Jennifer Willet with her installation “The Great Lakes Algae Organ” Jennifer Willet, a professor in the School of Creative Arts, will exhibit her installation “The Great Lakes Algae Organ” at the Michigan Science Center through Aug. 17.

BioArtist’s installation featured in exhibition at Michigan Science Center

A free exhibition through Aug. 17 at the Michigan Science Center exploring connections to water features an installation by UWindsor arts professor Jennifer Willet.

Dr. Willet, director of the Incubator Lab and Canada Research Chair in Art, Science, and Ecology, produced the Great Lakes Algae Organ as the first in a series of artworks investigating the complex biological, historical, and cultural ecology of the Great Lakes Basin.

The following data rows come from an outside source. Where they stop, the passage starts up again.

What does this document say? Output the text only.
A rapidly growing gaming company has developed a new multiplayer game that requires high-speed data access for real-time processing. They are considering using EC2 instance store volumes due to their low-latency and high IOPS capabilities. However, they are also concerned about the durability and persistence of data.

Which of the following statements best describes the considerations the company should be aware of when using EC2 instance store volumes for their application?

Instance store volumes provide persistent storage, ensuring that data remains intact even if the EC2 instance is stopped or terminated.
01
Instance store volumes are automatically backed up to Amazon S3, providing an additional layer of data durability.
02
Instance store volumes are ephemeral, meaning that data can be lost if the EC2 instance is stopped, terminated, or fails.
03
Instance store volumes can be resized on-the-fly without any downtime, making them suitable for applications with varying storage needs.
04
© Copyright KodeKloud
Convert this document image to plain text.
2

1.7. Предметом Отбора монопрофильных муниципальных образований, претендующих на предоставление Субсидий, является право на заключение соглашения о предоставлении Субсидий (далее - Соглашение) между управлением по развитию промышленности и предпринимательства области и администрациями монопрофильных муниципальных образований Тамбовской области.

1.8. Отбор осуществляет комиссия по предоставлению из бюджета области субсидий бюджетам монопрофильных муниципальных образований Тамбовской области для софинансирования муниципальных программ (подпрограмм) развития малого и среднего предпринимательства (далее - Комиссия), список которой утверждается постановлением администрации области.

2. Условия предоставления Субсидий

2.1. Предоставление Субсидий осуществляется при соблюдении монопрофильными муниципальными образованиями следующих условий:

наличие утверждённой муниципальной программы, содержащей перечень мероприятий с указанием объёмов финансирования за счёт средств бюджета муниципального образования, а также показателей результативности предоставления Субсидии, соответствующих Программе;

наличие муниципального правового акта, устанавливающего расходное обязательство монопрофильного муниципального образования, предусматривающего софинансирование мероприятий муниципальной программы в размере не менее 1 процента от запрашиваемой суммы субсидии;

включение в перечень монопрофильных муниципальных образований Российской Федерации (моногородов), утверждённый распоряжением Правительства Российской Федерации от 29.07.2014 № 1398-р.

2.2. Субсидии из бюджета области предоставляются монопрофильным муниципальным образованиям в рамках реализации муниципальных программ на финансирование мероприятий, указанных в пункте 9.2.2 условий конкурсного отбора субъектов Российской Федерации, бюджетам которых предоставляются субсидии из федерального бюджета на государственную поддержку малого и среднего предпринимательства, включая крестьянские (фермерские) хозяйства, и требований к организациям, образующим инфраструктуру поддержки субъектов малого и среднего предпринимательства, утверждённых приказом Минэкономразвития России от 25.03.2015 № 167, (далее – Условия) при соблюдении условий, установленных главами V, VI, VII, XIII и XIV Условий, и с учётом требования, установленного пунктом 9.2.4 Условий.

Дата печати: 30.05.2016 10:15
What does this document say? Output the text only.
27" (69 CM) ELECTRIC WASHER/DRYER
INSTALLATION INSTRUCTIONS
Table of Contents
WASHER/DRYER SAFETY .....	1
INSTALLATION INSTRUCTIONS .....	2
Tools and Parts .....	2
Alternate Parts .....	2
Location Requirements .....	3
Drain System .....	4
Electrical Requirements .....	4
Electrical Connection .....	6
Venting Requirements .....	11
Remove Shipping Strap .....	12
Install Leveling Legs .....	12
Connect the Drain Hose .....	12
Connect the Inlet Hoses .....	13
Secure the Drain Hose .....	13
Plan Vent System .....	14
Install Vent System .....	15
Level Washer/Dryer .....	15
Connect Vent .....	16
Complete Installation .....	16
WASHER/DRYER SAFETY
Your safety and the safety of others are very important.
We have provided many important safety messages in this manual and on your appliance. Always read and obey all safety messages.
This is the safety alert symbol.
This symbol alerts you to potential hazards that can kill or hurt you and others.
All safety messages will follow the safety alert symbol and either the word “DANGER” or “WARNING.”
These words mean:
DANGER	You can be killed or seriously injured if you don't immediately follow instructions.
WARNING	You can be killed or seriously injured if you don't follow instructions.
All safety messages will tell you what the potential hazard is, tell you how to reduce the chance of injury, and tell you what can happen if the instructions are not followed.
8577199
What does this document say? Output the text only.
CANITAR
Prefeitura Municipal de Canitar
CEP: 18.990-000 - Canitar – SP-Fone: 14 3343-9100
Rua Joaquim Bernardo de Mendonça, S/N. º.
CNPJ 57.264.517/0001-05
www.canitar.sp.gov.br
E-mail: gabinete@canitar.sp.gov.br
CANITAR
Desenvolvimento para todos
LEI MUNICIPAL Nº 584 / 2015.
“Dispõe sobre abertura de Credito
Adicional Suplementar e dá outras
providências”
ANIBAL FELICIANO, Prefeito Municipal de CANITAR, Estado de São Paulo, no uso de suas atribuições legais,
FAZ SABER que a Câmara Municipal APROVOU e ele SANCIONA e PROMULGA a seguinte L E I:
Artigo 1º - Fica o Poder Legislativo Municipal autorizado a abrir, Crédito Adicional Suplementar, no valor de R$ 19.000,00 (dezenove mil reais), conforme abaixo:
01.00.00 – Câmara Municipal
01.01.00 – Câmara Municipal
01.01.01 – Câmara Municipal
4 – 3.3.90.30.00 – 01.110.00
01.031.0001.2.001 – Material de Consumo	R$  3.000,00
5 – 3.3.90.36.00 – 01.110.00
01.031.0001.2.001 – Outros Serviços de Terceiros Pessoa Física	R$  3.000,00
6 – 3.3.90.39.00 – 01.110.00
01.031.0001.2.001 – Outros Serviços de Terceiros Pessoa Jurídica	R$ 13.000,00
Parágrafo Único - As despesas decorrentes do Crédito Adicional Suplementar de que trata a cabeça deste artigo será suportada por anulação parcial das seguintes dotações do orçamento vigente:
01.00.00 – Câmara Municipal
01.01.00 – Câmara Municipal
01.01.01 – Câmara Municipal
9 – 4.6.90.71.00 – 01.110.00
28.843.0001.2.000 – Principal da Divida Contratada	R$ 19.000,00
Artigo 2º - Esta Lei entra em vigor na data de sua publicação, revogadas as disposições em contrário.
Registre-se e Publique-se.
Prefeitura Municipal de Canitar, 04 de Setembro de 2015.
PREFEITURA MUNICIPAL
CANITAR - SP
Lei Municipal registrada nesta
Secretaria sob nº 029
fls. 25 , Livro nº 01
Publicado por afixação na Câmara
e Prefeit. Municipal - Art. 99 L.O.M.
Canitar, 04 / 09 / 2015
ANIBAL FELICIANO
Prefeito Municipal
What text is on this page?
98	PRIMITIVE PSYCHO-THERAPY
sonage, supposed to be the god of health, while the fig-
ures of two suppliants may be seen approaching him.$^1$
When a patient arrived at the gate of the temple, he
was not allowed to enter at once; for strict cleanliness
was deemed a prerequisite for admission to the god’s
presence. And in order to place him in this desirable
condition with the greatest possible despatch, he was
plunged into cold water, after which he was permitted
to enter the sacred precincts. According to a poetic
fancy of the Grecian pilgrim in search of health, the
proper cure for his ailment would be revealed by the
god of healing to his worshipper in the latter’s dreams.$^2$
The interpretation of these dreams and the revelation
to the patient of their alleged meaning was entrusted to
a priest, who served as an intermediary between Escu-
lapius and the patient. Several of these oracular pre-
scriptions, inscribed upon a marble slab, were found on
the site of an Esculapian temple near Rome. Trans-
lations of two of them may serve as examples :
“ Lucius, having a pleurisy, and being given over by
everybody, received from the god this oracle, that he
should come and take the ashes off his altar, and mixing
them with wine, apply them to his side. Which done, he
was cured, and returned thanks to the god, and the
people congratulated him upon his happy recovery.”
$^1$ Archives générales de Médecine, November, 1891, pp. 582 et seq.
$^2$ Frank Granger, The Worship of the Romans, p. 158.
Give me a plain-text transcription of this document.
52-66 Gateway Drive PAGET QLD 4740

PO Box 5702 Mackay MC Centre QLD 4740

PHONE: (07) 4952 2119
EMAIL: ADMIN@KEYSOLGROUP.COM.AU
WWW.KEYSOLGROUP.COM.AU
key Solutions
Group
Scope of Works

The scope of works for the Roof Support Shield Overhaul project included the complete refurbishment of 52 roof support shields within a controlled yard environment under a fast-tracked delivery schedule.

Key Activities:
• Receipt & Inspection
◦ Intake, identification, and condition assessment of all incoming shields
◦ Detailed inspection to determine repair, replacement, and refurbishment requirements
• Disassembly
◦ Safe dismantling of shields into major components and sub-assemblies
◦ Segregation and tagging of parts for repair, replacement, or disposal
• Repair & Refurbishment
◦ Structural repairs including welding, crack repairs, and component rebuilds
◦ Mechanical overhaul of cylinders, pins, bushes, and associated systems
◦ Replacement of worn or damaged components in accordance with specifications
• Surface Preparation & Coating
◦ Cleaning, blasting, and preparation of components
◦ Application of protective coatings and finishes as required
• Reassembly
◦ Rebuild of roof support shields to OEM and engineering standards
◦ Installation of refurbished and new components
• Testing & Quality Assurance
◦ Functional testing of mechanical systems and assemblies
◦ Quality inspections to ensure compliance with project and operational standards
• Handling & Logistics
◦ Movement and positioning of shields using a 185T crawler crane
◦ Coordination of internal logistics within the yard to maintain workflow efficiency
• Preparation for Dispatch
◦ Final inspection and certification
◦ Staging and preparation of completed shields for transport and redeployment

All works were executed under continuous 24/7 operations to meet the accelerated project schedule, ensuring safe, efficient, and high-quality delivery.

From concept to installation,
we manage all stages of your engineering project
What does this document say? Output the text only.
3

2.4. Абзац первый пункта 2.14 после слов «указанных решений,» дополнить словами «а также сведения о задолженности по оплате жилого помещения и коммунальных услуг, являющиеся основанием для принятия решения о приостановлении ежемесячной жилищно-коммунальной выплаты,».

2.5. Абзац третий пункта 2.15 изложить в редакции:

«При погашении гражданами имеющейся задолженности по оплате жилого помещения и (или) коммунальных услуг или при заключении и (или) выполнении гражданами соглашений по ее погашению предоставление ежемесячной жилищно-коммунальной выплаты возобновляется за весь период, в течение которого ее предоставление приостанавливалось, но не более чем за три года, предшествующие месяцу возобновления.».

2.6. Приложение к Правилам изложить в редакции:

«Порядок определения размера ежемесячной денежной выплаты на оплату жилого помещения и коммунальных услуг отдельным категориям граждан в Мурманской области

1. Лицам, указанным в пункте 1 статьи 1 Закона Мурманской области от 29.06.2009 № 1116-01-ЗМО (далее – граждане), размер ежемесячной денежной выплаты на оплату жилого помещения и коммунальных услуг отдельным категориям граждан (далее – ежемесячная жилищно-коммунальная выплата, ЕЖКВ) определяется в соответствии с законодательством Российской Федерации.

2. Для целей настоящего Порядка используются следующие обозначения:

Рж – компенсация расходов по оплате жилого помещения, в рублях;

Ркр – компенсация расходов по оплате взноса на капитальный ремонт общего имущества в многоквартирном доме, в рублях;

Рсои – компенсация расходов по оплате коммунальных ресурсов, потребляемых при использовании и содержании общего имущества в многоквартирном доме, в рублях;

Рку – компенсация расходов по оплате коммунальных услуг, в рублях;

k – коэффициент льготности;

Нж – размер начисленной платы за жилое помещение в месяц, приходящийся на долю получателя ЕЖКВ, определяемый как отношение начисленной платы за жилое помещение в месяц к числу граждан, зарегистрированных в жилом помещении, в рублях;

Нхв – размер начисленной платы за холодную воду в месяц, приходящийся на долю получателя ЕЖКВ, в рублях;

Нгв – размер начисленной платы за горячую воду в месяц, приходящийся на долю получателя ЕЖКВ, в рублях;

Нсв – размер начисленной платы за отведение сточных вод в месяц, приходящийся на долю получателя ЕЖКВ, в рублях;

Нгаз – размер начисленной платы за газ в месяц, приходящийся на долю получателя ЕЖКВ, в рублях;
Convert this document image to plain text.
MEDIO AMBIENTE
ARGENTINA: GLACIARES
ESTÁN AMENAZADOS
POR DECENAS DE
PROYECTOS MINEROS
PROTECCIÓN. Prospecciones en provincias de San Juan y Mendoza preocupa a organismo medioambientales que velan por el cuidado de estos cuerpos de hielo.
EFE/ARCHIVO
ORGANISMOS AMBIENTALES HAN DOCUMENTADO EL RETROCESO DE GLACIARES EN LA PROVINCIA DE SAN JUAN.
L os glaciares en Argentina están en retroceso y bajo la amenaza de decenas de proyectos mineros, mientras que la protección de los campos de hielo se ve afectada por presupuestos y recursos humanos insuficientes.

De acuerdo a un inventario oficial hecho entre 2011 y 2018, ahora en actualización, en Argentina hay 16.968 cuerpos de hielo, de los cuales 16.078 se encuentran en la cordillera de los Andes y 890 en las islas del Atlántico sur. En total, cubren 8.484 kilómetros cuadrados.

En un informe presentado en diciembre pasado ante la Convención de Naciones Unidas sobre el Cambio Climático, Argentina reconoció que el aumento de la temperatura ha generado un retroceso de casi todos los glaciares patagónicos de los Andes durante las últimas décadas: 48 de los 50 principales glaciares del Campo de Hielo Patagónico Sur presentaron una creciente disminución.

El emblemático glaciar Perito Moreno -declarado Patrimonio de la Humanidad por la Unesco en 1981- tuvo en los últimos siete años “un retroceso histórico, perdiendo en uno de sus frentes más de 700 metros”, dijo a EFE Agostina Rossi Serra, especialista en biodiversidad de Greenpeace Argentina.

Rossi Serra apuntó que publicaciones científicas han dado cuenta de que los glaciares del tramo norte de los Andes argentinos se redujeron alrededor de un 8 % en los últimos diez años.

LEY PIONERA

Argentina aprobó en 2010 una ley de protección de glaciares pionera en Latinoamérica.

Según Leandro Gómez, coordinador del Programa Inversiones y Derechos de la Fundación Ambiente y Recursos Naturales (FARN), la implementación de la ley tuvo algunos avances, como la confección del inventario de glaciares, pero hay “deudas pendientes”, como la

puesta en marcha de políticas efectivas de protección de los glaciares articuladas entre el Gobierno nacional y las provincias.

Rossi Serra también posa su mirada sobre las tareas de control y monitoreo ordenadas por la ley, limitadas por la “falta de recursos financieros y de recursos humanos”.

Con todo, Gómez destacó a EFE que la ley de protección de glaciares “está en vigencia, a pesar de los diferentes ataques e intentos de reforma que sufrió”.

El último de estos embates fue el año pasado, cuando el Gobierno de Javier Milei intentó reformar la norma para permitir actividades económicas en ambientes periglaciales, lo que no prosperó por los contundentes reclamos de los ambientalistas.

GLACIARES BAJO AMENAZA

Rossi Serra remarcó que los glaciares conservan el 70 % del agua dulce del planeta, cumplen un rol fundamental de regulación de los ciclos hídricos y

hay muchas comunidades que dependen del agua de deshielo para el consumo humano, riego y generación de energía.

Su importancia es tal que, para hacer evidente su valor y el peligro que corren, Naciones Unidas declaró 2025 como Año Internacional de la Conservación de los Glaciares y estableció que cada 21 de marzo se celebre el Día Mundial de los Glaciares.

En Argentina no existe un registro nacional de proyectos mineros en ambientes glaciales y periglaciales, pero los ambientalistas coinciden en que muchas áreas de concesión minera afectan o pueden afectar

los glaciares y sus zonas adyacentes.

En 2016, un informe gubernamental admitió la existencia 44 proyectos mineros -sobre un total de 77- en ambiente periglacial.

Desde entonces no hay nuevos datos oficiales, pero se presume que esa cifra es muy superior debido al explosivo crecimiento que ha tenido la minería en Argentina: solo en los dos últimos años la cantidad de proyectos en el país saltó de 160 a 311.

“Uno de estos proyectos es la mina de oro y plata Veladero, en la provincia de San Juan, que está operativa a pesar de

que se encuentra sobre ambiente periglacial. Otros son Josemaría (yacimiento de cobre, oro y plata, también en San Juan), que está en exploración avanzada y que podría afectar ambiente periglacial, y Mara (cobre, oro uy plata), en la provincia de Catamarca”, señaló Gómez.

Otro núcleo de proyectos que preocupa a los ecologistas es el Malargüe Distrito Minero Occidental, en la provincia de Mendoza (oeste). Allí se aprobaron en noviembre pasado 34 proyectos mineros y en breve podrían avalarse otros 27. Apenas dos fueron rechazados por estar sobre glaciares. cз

Based on the trope of a Dutch street organ, it plays music for audiences while growing, displaying, and entertaining a live algae colony. The algae are grown in a fish tank mounted in back of the organ with a pump system that moves water and algae through front display tubes as organ music is played.

The organ becomes a talking point to discuss algae’s roles — as a superfood, as the largest producer of oxygen in our atmosphere, as a possible source of biofuel, and as an invasive species infesting waters in the Great Lakes.

Recent graduate Jude Abu Zaineh (MFA 2019) assisted with the installation of the work on site, and alumna Billie McLaughlin worked as a fabricator on this project.

The Michigan Science Center is located at 5020 John R St., Detroit.